Interview

Pascal Picq : «Le bipède humain a besoin de marcher et de parler pour penser, pour créer»

La marche est essentielle pour l’homme et pour la femme, dont le cheminement se trouve entravé de tout temps par la domination masculine : kimonos étroits, colliers des femmes girafes, chaussures extravagantes et corsets se sont imposés comme s’il fallait contraindre leur liberté.
par Catherine Calvet et Simon Blin
publié le 28 décembre 2016 à 17h06
(mis à jour le 28 décembre 2016 à 18h05)

Dans son dernier ouvrage,

Premiers Hommes

(2016), le paléoanthropologue Pascal Picq (photo DR) raconte, entre autres, l’avènement de la bipédie chez les premiers hommes. Dans un précédent livre, il racontait les origines de ce qui vient après la bipédie :

la Marche, sauver le nomade qui est en nous

(Autrement, 2015). Selon lui, cette pratique est certes le propre de l’homme, mais n’est pas si évidente. Les femmes n’y ont pas toujours eu accès, et cette activité semble menacée aujourd’hui.

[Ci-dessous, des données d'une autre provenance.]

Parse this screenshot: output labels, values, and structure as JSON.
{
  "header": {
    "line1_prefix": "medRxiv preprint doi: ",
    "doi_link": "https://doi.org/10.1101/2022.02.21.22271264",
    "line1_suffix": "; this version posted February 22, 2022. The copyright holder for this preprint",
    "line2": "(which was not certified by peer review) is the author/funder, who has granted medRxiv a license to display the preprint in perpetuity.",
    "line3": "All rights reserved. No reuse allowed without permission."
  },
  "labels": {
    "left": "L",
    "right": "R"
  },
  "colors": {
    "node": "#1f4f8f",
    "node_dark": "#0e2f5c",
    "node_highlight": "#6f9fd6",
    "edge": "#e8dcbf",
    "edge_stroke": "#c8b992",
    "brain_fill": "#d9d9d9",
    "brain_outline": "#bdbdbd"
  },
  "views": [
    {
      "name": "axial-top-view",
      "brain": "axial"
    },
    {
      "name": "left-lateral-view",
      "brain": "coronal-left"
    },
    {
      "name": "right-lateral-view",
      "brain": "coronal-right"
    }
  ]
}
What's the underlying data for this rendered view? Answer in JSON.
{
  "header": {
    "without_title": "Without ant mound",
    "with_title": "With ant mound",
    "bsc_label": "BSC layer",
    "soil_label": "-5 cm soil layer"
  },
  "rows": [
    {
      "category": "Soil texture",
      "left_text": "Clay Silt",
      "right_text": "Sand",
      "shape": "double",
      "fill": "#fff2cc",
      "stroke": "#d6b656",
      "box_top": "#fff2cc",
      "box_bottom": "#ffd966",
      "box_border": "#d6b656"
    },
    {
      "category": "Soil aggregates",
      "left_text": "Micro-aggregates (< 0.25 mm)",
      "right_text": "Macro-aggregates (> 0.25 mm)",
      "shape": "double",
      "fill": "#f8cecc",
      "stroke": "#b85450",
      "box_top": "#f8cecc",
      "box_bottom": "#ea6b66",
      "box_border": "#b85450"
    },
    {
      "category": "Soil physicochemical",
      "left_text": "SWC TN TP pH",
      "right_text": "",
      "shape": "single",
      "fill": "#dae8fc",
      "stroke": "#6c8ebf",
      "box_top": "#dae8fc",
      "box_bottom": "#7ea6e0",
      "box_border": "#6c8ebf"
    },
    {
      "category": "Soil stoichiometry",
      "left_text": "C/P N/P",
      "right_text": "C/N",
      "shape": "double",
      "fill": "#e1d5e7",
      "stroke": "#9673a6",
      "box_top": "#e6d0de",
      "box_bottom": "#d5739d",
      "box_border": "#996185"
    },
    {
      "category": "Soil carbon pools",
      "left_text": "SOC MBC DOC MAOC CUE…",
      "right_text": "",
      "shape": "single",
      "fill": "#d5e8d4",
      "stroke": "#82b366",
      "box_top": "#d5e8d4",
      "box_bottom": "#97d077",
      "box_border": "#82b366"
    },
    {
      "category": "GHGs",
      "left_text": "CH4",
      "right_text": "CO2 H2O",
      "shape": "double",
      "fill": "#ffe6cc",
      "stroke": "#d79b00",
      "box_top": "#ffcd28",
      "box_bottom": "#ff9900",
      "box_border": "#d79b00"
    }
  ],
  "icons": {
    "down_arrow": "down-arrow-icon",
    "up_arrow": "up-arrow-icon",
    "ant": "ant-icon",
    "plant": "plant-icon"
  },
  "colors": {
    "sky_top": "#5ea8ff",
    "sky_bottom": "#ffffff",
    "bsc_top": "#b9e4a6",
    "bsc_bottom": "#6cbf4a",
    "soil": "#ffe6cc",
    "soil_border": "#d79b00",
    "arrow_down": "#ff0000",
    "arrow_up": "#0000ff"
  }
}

Quels sont les liens entre bipédie et marche ?

Nous disposions déjà d'un large spectre de connaissances issu d'études sur l'importance de la marche. Mais celles-ci concentraient leur attention sur son aspect ontologique, c'est-à-dire la bipédie, en dissociant le cerveau et le reste du corps. D'un côté l'esprit, au plus près du ciel, de l'autre les pieds, qui touchent le sol et que l'on considère comme vulgaires. Habituellement, ce sont les hommes qui s'amusent à «dresser» des animaux, comme au cirque. C'est donc une évidence pour la métaphysique occidentale que la posture que l'homme a adoptée avec la marche est d'essence surnaturelle, divine. Pour déconstruire ce schéma, j'aime citer Cyrano de Bergerac, qui propose une contre- anthropologie, Histoire comique des Etats et Empires de la Lune (1650 ). Dans ce conte initiatique - une des premières œuvres de la science-fiction -, il s'amuse à railler cette arrogance humaine déambulant sur deux pieds héritée de la Physique d'Aristote. Son récit met en scène les habitants de la Lune, les Séléniens, qui revendiquent leur quadrupédie alors qu'ils ont des corps d'homme.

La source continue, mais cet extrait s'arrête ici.